Harms After Victimization: Experiences and Needs (HAVEN), a novel conceptual framework designed to measure victim harms from violence, may serve as a blueprint for determining the multifaceted harms and costs linked to violent victimization, according to a study published in Justice Quarterly.
Findings from the analysis of the HAVEN framework — which sought to estimate monetary harms of violent crime victimization by integrating criminal justice, emergency, health care, household, educational, social services, and property costs accrued by individual victims — were anchored by cross-sector data from the Camden Coalition’s Camden Administrative Records Integration for Service Excellence (ARISE) program.

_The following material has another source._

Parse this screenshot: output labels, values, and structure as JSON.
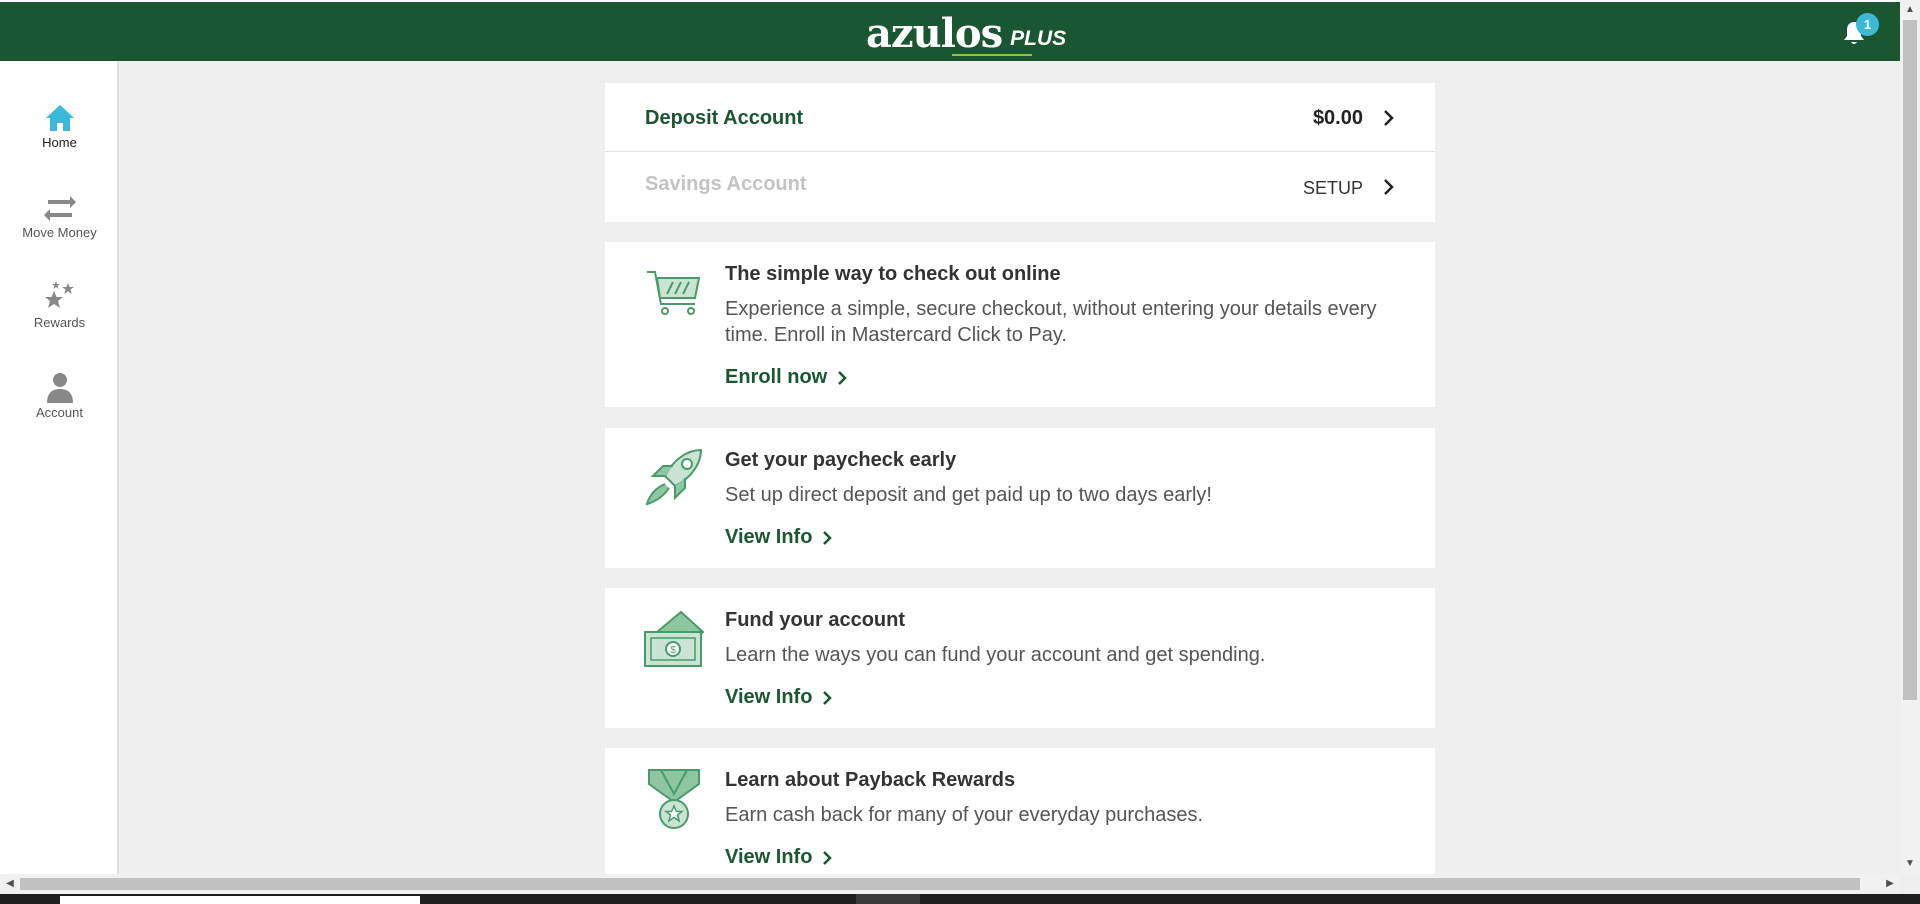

Our Camden ARISE dataset includes county-level health and medical encounter data representative of South Jersey, integrated with incident-level data from the Camden County Police Department. ARISE data pertinent to Camden County residents, as well as data from our partners at Allegheny County Department of Human Services, were pivotal to the HAVEN investigators’ work to establish victim cohorts and estimating costs associated with crime victimization.
The authors concluded that linking police and court records with health system data is vital to accurately identify victimizations and establish the complete scope of victim harms that often go overlooked in traditional analyses. They noted there remains a need for future research that helps to expand data integration efforts across more jurisdictions as is being done in Camden, and to better account for the confounding factors of post-victimization health outcomes by refining the statistical modeling techniques used.